Structural aging of human neurons is opposite of the changes in schizophrenia

Peer-Reviewed Publication

Tokyo Metropolitan Institute of Medical Science

Scatter plot of standard deviation of neurite curvature versus age.

image: Scatter plot of standard deviation of neurite curvature versus age. view more 

Credit: TMIMS

Human mind develops with aging and is maturing after adult. The mechanism remains still unknown although the development may be thought to be the result of brain alteration derived from life style and environment. Schizophrenia onsets from puberty through early adulthood and is suspected to have involvement of brain development. Neural alteration remains unclear in schizophrenia.  This study performed nanometer-scale three-dimensional analyses of post-mortem brain tissues of schizophrenia and control cases by using synchrotron radiation nanotomography (nano-CT). The distribution profiles of neurite curvature of the control cases showed a trend depending on their age, resulting in an age-correlated decrease in the standard deviation of neurite curvature (Pearson's r = -0.80, p = 0.018).

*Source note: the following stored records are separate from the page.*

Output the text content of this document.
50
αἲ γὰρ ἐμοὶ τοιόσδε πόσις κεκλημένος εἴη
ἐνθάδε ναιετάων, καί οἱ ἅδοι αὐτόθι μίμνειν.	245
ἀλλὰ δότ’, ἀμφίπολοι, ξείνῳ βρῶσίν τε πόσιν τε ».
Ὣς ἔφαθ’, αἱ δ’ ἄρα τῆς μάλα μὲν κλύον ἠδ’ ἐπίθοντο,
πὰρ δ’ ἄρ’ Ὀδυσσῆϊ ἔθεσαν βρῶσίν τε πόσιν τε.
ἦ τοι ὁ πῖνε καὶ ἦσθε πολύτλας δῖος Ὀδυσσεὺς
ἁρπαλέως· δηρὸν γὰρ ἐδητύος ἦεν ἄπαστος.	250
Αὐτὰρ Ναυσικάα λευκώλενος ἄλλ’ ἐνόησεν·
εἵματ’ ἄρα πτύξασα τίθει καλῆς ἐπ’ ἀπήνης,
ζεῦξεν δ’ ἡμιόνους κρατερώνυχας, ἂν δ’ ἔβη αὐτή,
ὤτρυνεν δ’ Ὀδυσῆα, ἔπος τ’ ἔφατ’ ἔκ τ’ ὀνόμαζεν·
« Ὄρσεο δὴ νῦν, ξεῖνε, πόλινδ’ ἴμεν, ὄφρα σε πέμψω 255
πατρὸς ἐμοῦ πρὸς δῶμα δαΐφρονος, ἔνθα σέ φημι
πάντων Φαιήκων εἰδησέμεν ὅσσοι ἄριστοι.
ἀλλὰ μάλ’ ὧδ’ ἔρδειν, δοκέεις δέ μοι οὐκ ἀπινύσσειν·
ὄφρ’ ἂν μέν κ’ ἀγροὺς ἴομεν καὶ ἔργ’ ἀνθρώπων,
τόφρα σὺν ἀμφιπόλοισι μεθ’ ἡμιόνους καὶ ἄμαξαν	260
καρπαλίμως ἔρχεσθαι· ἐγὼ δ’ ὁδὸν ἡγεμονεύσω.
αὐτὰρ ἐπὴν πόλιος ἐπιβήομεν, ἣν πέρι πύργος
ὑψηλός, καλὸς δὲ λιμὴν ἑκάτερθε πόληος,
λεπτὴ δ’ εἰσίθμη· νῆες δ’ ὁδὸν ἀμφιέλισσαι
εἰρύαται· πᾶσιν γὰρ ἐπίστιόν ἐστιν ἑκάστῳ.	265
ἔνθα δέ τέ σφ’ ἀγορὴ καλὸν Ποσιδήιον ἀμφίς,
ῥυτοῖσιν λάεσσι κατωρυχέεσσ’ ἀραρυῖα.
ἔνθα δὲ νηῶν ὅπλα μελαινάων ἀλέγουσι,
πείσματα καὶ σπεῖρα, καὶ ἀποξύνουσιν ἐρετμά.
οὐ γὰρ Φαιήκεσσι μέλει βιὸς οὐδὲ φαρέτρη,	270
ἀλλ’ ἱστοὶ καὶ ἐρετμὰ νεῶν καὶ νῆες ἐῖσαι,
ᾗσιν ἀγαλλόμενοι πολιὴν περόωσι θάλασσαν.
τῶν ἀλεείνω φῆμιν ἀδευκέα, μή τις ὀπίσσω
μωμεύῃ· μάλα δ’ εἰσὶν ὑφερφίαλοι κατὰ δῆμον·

In contrast to the control cases, the schizophrenia cases deviate upward from this correlation, exhibiting a 60% higher neurite curvature compared with the controls (p = 7.8 × 10-4). The neurite curvature also showed a correlation with a hallucination score (Pearson's r = 0.80, p = 1.8 × 10-4), indicating that neurite structure is relevant to brain function. It suggests the possibility to treat hallucination by adjusting the neurite curvature.